Hello, friends. Just a quick update: I have now moved in to the editing phase. Admittedly, most of that so far has been scratching my head and wondering where to dive in at. Fear not, though, I’ve done a bit. When I complete major milestones, I’ll make an entry about them so you can stay updated!
For the meat of this, I’ve been thinking a lot about the holiday season. As some of you may know, my father died in March due to complications from cancer. Though he’d officially achieved remission, the chemotherapy had weakened his body, and he succumbed to multiple infections a few weeks after his final treatment. Then just three months later, we had to euthanize our eldest dog for the same cancer. A double-whammy year for sure on that front. Yesterday, I helped my mom decorate a Christmas tree at her house. This was the first time we’d decorated a tree without my dad. You think you don’t know how to handle that kind of thing, but it’s weird the adaptive power the human brain has. It was just muscle memory: these lights are here, and they strand like this. The garland is next, and these are the ornaments we always put up. At the end, it looked just like a tree we decorated as a family – only my dad didn’t help.

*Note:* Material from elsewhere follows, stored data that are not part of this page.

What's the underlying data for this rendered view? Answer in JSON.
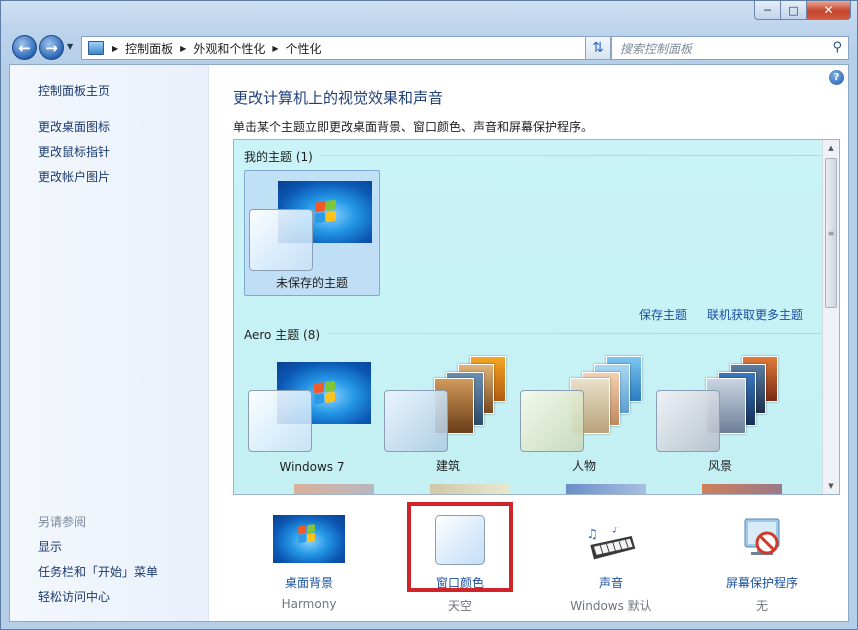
{
  "nav": {
    "breadcrumbs": [
      "控制面板",
      "外观和个性化",
      "个性化"
    ],
    "search_placeholder": "搜索控制面板"
  },
  "sidebar": {
    "links": [
      "控制面板主页",
      "更改桌面图标",
      "更改鼠标指针",
      "更改帐户图片"
    ],
    "see_also_title": "另请参阅",
    "see_also": [
      "显示",
      "任务栏和「开始」菜单",
      "轻松访问中心"
    ]
  },
  "main": {
    "title": "更改计算机上的视觉效果和声音",
    "description": "单击某个主题立即更改桌面背景、窗口颜色、声音和屏幕保护程序。",
    "my_themes_label": "我的主题 (1)",
    "unsaved_theme": "未保存的主题",
    "save_theme_link": "保存主题",
    "get_more_link": "联机获取更多主题",
    "aero_label": "Aero 主题 (8)",
    "aero_themes": [
      "Windows 7",
      "建筑",
      "人物",
      "风景"
    ]
  },
  "bottom": [
    {
      "label": "桌面背景",
      "sub": "Harmony"
    },
    {
      "label": "窗口颜色",
      "sub": "天空"
    },
    {
      "label": "声音",
      "sub": "Windows 默认"
    },
    {
      "label": "屏幕保护程序",
      "sub": "无"
    }
  ],
  "colors": {
    "link": "#1a4fa0",
    "panel_bg": "#c9f3f7",
    "highlight": "#d1242a"
  }
}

Though I think some of my family is maybe a little surprised by how outwardly composed I am, the truth is a lot of moments are hard. It’s hard to have Thanksgiving without him. It’s hard knowing I won’t hear his laughter this time around when he yells at the corgi to stop eating wrapping paper. It’s sort of a lonely feeling, and I imagine anyone who’s lost a loved one knows what I’m talking about. But the truth is we’re never alone. We have friends and family. This year, a friend got married. Two different couples had their first babies. Another couple had their third, and another announced they were pregnant with a second. Life is still coming.
We’re not alone. We’ve built a network with whom we can celebrate joyous occasions and bask in their happiness, and in turn, they help soften the sadness, the loss, the anger. They help diffuse our sorrow so we may once again be triumphant. So please, remember that you have friends and family who care for you. The ones you are closest to and trust most will be there for you if you need to open up or talk. Do not be afraid to talk: a conversation is among our strongest remedies.